Your hypothetical argument about whether the designer can be observed misses the point altogether.

...No, it didn't. Especially since the point of it was it was an example made up to explain what I meant about consistency. You don't seem to understand that.

Science does not have the luxury of picking and choosing which bits of evidence it uses to support a hypothesis.

First off, "Science" doesn't do research - scientists do. And 'picking and choosing which bits of evidence it uses' is actually a pretty common problem among scientists, which is to be expected since they're like any other human beings.

For example, there are just too many cases of things in biology that don't make sense if they were intentionally designed.

Considering that ID does not contend that all things in biology result in a valid design inference, this claim is meaningless.

ID either ignores them or makes some flippant excuse to account for them.

Again, ID doesn't maintain that all objects in the natural world indicate design by their method. And you had better hope your argument here is not "some things ID can't explain, therefore ID is wrong", because if so, you've just killed evolutionary theory on the spot.

The explanation that works the best is the theory adopted by the scientific community.
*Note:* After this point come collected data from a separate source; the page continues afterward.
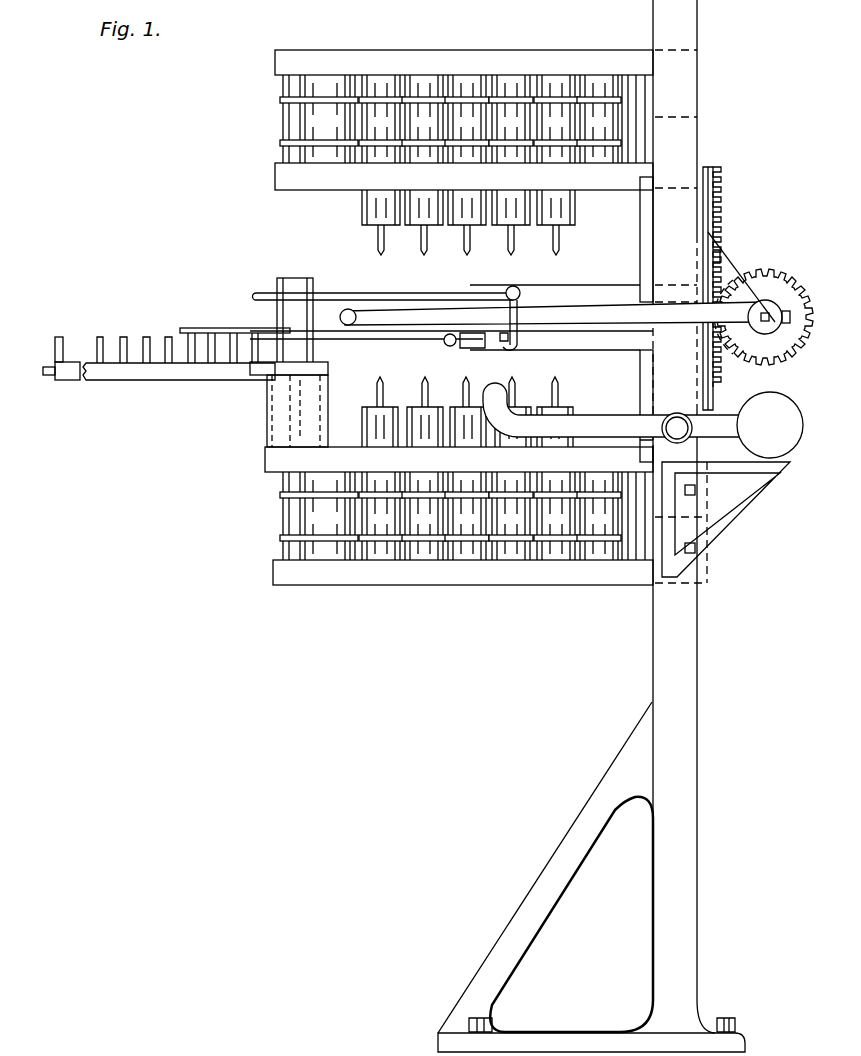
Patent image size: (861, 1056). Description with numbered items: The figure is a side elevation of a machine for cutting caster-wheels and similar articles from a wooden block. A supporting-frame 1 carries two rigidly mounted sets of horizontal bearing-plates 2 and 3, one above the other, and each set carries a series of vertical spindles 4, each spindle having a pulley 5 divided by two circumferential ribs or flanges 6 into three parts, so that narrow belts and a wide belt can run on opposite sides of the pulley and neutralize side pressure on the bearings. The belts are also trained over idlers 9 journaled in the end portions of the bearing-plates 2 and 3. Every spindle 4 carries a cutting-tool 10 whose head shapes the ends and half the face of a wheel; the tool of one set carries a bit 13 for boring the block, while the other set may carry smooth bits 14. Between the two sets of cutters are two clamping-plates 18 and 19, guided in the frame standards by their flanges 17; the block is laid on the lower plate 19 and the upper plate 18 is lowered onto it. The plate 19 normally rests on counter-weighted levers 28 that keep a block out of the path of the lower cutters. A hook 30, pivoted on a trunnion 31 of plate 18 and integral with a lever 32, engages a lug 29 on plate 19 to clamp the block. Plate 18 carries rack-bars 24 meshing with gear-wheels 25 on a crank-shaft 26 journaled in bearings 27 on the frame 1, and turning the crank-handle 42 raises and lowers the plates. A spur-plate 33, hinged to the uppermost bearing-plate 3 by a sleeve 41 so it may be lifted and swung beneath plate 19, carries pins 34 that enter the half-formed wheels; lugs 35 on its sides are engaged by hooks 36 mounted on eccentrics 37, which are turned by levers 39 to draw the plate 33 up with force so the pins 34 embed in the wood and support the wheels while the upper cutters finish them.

The supporting-frame 1 is at (693, 82).
The bearing-plates 2 is at (583, 58).
The bearing-plates 3 is at (280, 463).
The vertical spindles 4 is at (375, 208).
The pulley 5 is at (422, 82).
The circumferential ribs or flanges 6 is at (396, 98).
The idlers 9 is at (330, 116).
The cutting-tool 10 is at (378, 228).
The bit 13 is at (422, 380).
The smooth bits 14 is at (425, 238).
The flanges 17 is at (642, 258).
The clamping-plate 18 is at (565, 302).
The clamping-plate 19 is at (578, 350).
The rack-bars 24 is at (720, 190).
The gear-wheels 25 is at (785, 285).
The crank-shaft 26 is at (770, 330).
The bearings 27 is at (735, 268).
The counter-weighted levers 28 is at (653, 423).
The lug 29 is at (495, 352).
The hook 30 is at (520, 340).
The trunnion 31 is at (517, 290).
The lever 32 is at (400, 293).
The plate 33 is at (185, 380).
The pins 34 is at (167, 338).
The lugs 35 is at (52, 372).
The hooks 36 is at (435, 345).
The eccentrics 37 is at (464, 329).
The levers 39 is at (226, 330).
The sleeve 41 is at (268, 420).
The crank-handle 42 is at (355, 316).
No, see, what you are describing here is the ideal, the hope. Not necessarily the reality, particularly not necessarily the reality at the moment. Hence Max Planck quote: "A new scientific truth does not triumph by convincing its opponents and making them see the light, but rather because its opponents eventually die, and a new generation grows up that is familiar with it."

Now, if your response is, "I don't know, I just would rather put my faith in the scientific community, so whatever they think is the right explanation, that works for me, even if I don't understand it or I'm not educated about it." Great, go ahead and do that. You may want to consider a moniker change at that point.

I'd still like to hear your opinion about Collins.

You didn't ask me for my opinion previously. What would you like my opinion on?

Dan Gillson said...

I think that Dembski is smart enough to realize that there is one good candidate for intelligent design, and it ain't the aliens. And I think he's smart enough to realize that ID is a program in search of some credibility. I feel like he floats out suggestions for a designer other than God to bolster the credibility of ID, not because he believes that they are possible.

To be clear, I'm using the language of subjectivity here precisely because I don't think that I can read minds.

Crude said...

Dan,

And I think he's smart enough to realize that ID is a program in search of some credibility. I feel like he floats out suggestions for a designer other than God to bolster the credibility of ID, not because he believes that they are possible.

Well, Dembski flat out says he thinks the designer is God, period. He doesn't hide that. He does say that he thinks ID, as it stands, can't say more than what he says it does - and I think that's clearly the case. Nothing about ID in and of itself requires the designer be God, much less Dembski's specific Christian God. So if you're saying you think Dembski doesn't believe the Designer is something other than God, I'd agree entirely. I just don't think this has any effect on the arguments themselves.

I think that Dembski is smart enough to realize that there is one good candidate for intelligent design, and it ain't the aliens.

See, here I disagree. Or at least, I think this gets real tricky. I think - once you start including philosophical and other arguments - one could make the inference to 'God' after ID makes the inference to 'Designer(s)'. But again, that gets into a whole lot more than ID anyway.

I also don't think the alternative (let's call it 'natural designer' instead of just 'aliens', because it goes beyond even aliens) is all that easy to dismiss. The funny thing is, I can rally a small army of atheist thinkers to support that case, from Dawkins to Carrier to otherwise. I will grant that this possibility, since Crick, doesn't get much airtime. I also think it's an elephant in the room that's eventually going to have to be discussed among atheists particularly. (The transhumanists/singularitarians, I maintain, should be ID proponents. That would be interesting.)